At the same time, regulators continue to restrict fintechs from deposit-taking and lending to keep stability in the system. Such measures will keep fintechs' growth in check and help banks preserve their competitiveness. They are also expanding oversight of fintech companies. Under the Payment Services Act, implemented in February 2019, regulators have expanded their regulatory oversight to all service providers using payment systems. Importantly, fintech companies offering electronic wallets are prohibited from using wallet funds to make loans without a banking license. Previously, electronic wallets, payment account issuance, domestic money transfers and merchant acquisition services were not regulated.
It was in 2016 Singapore introduced Asia's first regulatory sandbox to ease initial regulatory requirements for fintech as they test the viability of their business ideas. This programme has since led to the creation of numerous fintech companies. Further, in November 2018, the Monetary Authority of Singapore (MAS) held a public consultation on the establishment of a pre-defined sandbox, dubbed “Sandbox Express,” which will allow fintech firms to start experiments more quickly, without going through the application and approval process under the current sandbox programme.
Lizza mentioned that two firms that have graduated through the sandbox initiative are PolicyPal, an insurance company which utilises AI to manage and optimise customers insurance portfolios, and Istox, which through the integration of blockchain have established a capital market to open up opportunities for young firms to gain access to capital and private investments
Amongst other various initiatives, Singapore is working toward enabling interoperability of payment systems, and both banks and fintech companies will soon be able to provide real-time fund transfers to any payment accounts in Singapore.

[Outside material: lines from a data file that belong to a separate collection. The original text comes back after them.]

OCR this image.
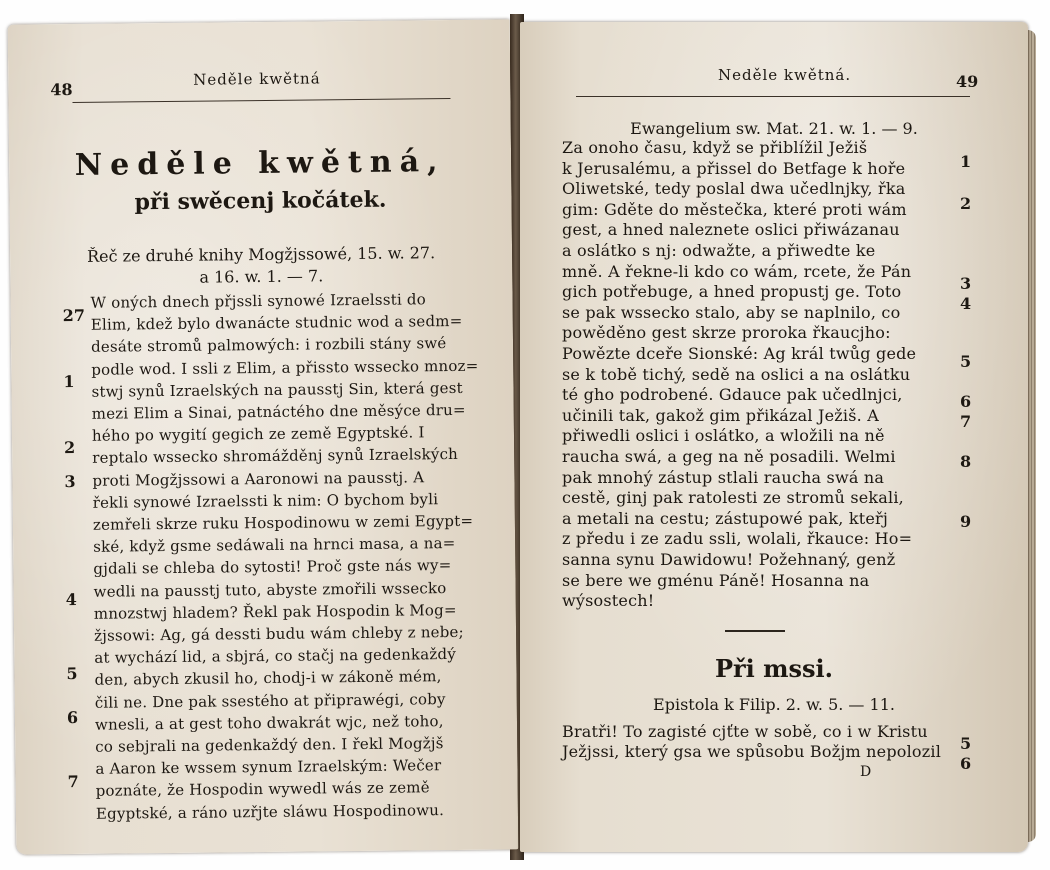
48
Neděle kwětná
Neděle kwětná,
při swěcenj kočátek.
Řeč ze druhé knihy Mogžjssowé, 15. w. 27.
a 16. w. 1. — 7.
W oných dnech přjssli synowé Izraelssti do
Elim, kdež bylo dwanácte studnic wod a sedm=
desáte stromů palmowých: i rozbili stány swé
podle wod. I ssli z Elim, a přissto wssecko mnoz=
stwj synů Izraelských na pausstj Sin, která gest
mezi Elim a Sinai, patnáctého dne měsýce dru=
hého po wygití gegich ze země Egyptské. I
reptalo wssecko shromážděnj synů Izraelských
proti Mogžjssowi a Aaronowi na pausstj. A
řekli synowé Izraelssti k nim: O bychom byli
zemřeli skrze ruku Hospodinowu w zemi Egypt=
ské, když gsme sedáwali na hrnci masa, a na=
gjdali se chleba do sytosti! Proč gste nás wy=
wedli na pausstj tuto, abyste zmořili wssecko
mnozstwj hladem? Řekl pak Hospodin k Mog=
žjssowi: Ag, gá dessti budu wám chleby z nebe;
at wychází lid, a sbjrá, co stačj na gedenkaždý
den, abych zkusil ho, chodj-i w zákoně mém,
čili ne. Dne pak ssestého at připrawégi, coby
wnesli, a at gest toho dwakrát wjc, než toho,
co sebjrali na gedenkaždý den. I řekl Mogžjš
a Aaron ke wssem synum Izraelským: Wečer
poznáte, že Hospodin wywedl wás ze země
Egyptské, a ráno uzřjte sláwu Hospodinowu.
27
1
2
3
4
5
6
7
Neděle kwětná.	49
Ewangelium sw. Mat. 21. w. 1. — 9.
Za onoho času, když se přiblížil Ježiš
k Jerusalému, a přissel do Betfage k hoře
Oliwetské, tedy poslal dwa učedlnjky, řka
gim: Gděte do městečka, které proti wám
gest, a hned naleznete oslici přiwázanau
a oslátko s nj: odwažte, a přiwedte ke
mně. A řekne-li kdo co wám, rcete, že Pán
gich potřebuge, a hned propustj ge. Toto
se pak wssecko stalo, aby se naplnilo, co
powěděno gest skrze proroka řkaucjho:
Powězte dceře Sionské: Ag král twůg gede
se k tobě tichý, sedě na oslici a na oslátku
té gho podrobené. Gdauce pak učedlnjci,
učinili tak, gakož gim přikázal Ježiš. A
přiwedli oslici i oslátko, a wložili na ně
rauchа swá, a geg na ně posadili. Welmi
pak mnohý zástup stlali raucha swá na
cestě, ginj pak ratolesti ze stromů sekali,
a metali na cestu; zástupowé pak, kteřj
z předu i ze zadu ssli, wolali, řkauce: Ho=
sanna synu Dawidowu! Požehnaný, genž
se bere we gménu Páně! Hosanna na
wýsostech!
1
2
3
4
5
6
7
8
9
5
6
Při mssi.
Epistola k Filip. 2. w. 5. — 11.
Bratři! To zagisté cjťte w sobě, co i w Kristu
Ježjssi, který gsa we spůsobu Božjm nepolozil
D
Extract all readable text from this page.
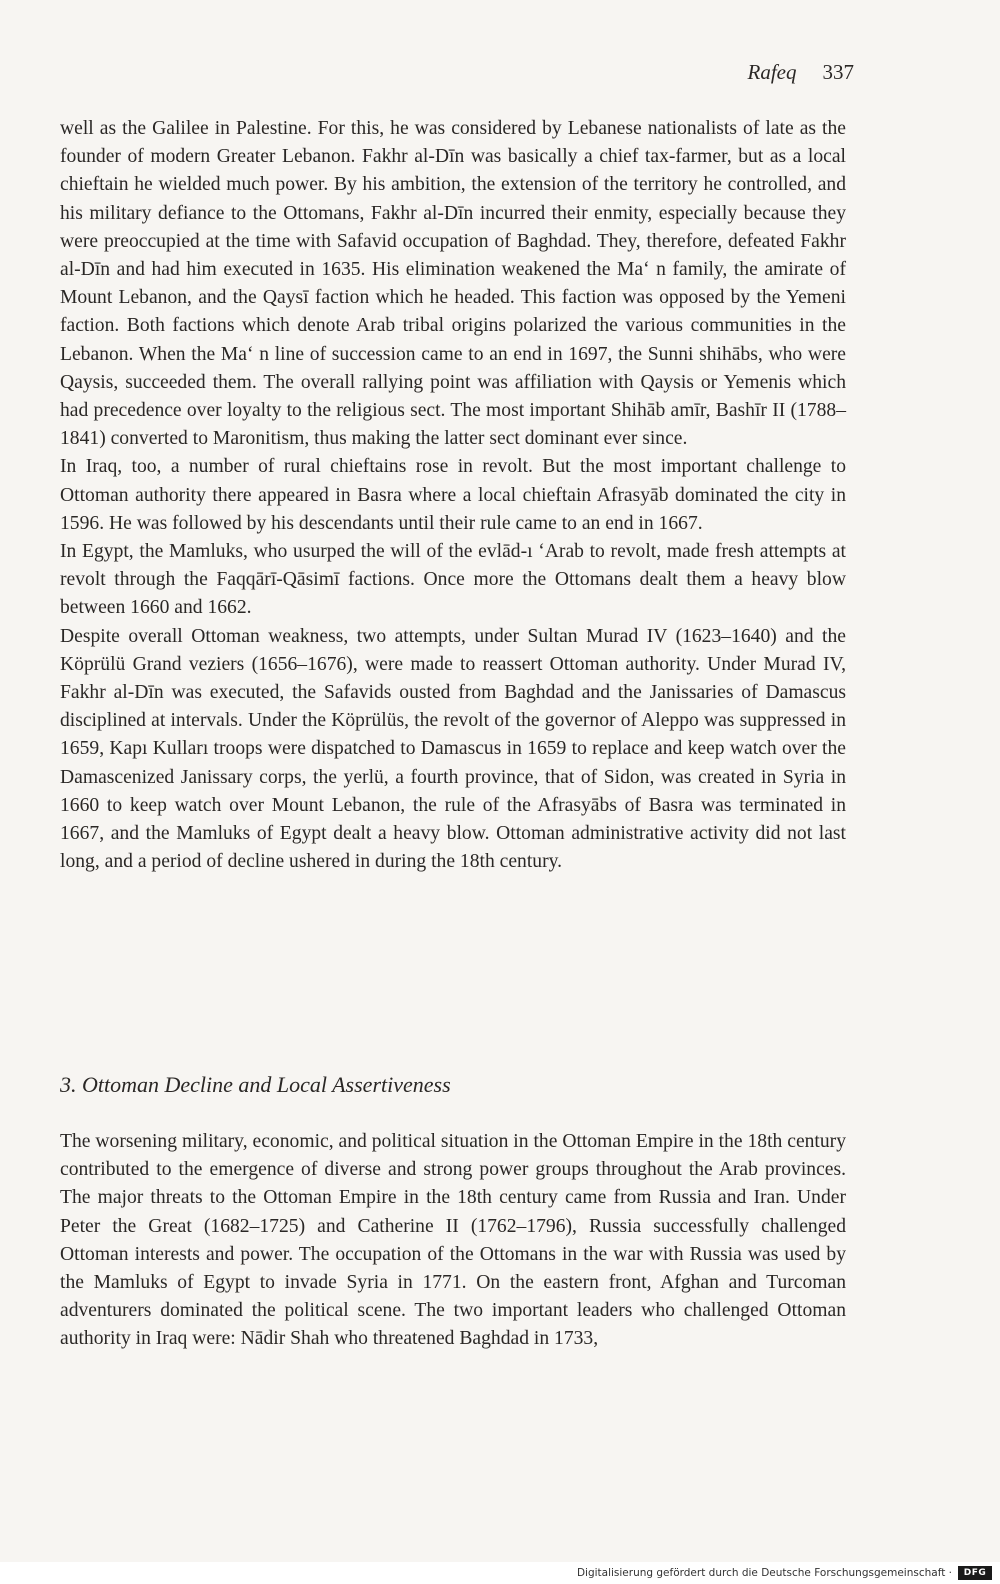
Rafeq 337

well as the Galilee in Palestine. For this, he was considered by Lebanese nationalists of late as the founder of modern Greater Lebanon. Fakhr al-Dīn was basically a chief tax-farmer, but as a local chieftain he wielded much power. By his ambition, the extension of the territory he controlled, and his military defiance to the Ottomans, Fakhr al-Dīn incurred their enmity, especially because they were preoccupied at the time with Safavid occupation of Baghdad. They, therefore, defeated Fakhr al-Dīn and had him executed in 1635. His elimination weakened the Ma‘ n family, the amirate of Mount Lebanon, and the Qaysī faction which he headed. This faction was opposed by the Yemeni faction. Both factions which denote Arab tribal origins polarized the various communities in the Lebanon. When the Ma‘ n line of succession came to an end in 1697, the Sunni shihābs, who were Qaysis, succeeded them. The overall rallying point was affiliation with Qaysis or Yemenis which had precedence over loyalty to the religious sect. The most important Shihāb amīr, Bashīr II (1788–1841) converted to Maronitism, thus making the latter sect dominant ever since.

In Iraq, too, a number of rural chieftains rose in revolt. But the most important challenge to Ottoman authority there appeared in Basra where a local chieftain Afrasyāb dominated the city in 1596. He was followed by his descendants until their rule came to an end in 1667.

In Egypt, the Mamluks, who usurped the will of the evlād-ı ‘Arab to revolt, made fresh attempts at revolt through the Faqqārī-Qāsimī factions. Once more the Ottomans dealt them a heavy blow between 1660 and 1662.

Despite overall Ottoman weakness, two attempts, under Sultan Murad IV (1623–1640) and the Köprülü Grand veziers (1656–1676), were made to reassert Ottoman authority. Under Murad IV, Fakhr al-Dīn was executed, the Safavids ousted from Baghdad and the Janissaries of Damascus disciplined at intervals. Under the Köprülüs, the revolt of the governor of Aleppo was suppressed in 1659, Kapı Kulları troops were dispatched to Damascus in 1659 to replace and keep watch over the Damascenized Janissary corps, the yerlü, a fourth province, that of Sidon, was created in Syria in 1660 to keep watch over Mount Lebanon, the rule of the Afrasyābs of Basra was terminated in 1667, and the Mamluks of Egypt dealt a heavy blow. Ottoman administrative activity did not last long, and a period of decline ushered in during the 18th century.

3. Ottoman Decline and Local Assertiveness

The worsening military, economic, and political situation in the Ottoman Empire in the 18th century contributed to the emergence of diverse and strong power groups throughout the Arab provinces. The major threats to the Ottoman Empire in the 18th century came from Russia and Iran. Under Peter the Great (1682–1725) and Catherine II (1762–1796), Russia successfully challenged Ottoman interests and power. The occupation of the Ottomans in the war with Russia was used by the Mamluks of Egypt to invade Syria in 1771. On the eastern front, Afghan and Turcoman adventurers dominated the political scene. The two important leaders who challenged Ottoman authority in Iraq were: Nādir Shah who threatened Baghdad in 1733,

Digitalisierung gefördert durch die Deutsche Forschungsgemeinschaft ·	DFG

In September 2018, Singapore launched the Singapore Quick Response Code (SGQR) to consolidate multiple payment QR code platforms used by more than 27 operators of mobile payment services into a single system. This simplified the use of QR codes for payments and encouraged more consumers and merchants to adopt mobile payments.
Singapore is amongst the most advanced in the world in terms of implementing open banking, which uses application programming interface (API) technology to enable the sharing of banks' customer data with third-party companies, which will help banks work with fintechs to develop new digital products and services. Other government efforts include developing blockchain applications and improving cybersecurity. The government has also introduced initiatives to encourage private sector companies to develop their digital capabilities, whilst the MAS has signed partnerships with more than 29 regulators globally to promote cross-border collaboration in developing the fintech industry.
Foreign financial institutions also seek to take advantage of Singapore's vibrant fintech scene and well-developed regulatory framework. Since 2015, banks including Standard Chartered Bank, Bank of China, Deutsche Bank and Westpac Banking Corporation, as well as insurers and payment service operators, have established innovation labs or hubs in Singapore.